Europe’s benchmark energy price topped €500 for the first time ever, escalating the continent’s energy crisis. Germany’s year-ahead power costs rose up to €502 earlier today, driven mainly by gas prices affected by the war in Ukraine.
The news brings with it fears of potential blackouts over winter as gas-starved Germany scrambles to make up for the energy deficit.
Not helping matters, output from France’s nuclear reactors is set to be at its lowest in decades while hydropower in some other countries is also low.
The recent heatwaves in Europe have also helped to drive up demand with the energy crisis now threatening to push some countries in Europe into a recession.
In a knock on effect, dry weather has also caused some rivers to run low or even dry.
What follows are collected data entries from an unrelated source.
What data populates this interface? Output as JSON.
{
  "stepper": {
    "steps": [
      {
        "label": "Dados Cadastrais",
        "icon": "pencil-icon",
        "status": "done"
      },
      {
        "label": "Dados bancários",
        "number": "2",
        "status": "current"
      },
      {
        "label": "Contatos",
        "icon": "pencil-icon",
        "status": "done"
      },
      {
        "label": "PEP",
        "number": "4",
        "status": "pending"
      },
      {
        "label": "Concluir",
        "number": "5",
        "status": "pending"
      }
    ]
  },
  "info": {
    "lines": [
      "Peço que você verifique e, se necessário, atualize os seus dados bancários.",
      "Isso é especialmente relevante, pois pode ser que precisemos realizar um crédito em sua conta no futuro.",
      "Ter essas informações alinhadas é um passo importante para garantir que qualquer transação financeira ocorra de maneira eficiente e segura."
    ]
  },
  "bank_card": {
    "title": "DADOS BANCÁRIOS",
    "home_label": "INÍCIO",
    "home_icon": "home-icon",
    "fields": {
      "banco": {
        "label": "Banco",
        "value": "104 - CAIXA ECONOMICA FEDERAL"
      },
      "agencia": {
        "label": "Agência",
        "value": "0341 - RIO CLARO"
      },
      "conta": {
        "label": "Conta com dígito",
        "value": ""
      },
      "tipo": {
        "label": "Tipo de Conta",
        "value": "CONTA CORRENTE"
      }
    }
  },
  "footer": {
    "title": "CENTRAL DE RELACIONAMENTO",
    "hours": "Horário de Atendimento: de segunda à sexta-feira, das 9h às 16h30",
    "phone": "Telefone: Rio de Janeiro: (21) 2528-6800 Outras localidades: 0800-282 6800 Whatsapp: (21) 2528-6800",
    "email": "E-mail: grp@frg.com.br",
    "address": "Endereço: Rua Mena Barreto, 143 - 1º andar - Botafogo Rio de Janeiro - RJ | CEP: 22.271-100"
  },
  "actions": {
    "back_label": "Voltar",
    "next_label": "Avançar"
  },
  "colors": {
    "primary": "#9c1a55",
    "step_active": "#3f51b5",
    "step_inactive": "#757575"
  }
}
Notably, the Rhine has become unnavigable in places which means barges carrying coal can’t reach power plants.
This could pressure plants to use more natural gas, which is in dangerously short supply for Germany.
The Nord Stream 1 pipeline is currently only running at 20 percent capacity while routes running through Ukraine have been shut down by Kyiv.
The Eurozone’s largest economy is now scrambling to replace Russian gas with liquified natural gas (LNG) and has secured contracts to keep two offshore floating LNG terminals supplied over the winter.
However, this is likely an expensive stopgap measure – Berlin has already warned of gas rationing while Gazprom warned Europe today that gas prices could rise by up to 60 percent.
Mayor of Hanover Belit Onay tweeted: “The aim is to reduce our energy consumption by 15 percent.
“This is a reaction to the impending gas shortage, which poses a major challenge for the municipalities – especially for a large city like Hanover.”
Other major cities, including Munich, Leipzig, Cologne, and Nuremburg have also adopted similar measures to conserve energy during the crisis.
As Europe struggles to save power there are looming fears that Russia could cut it off completely over the winter.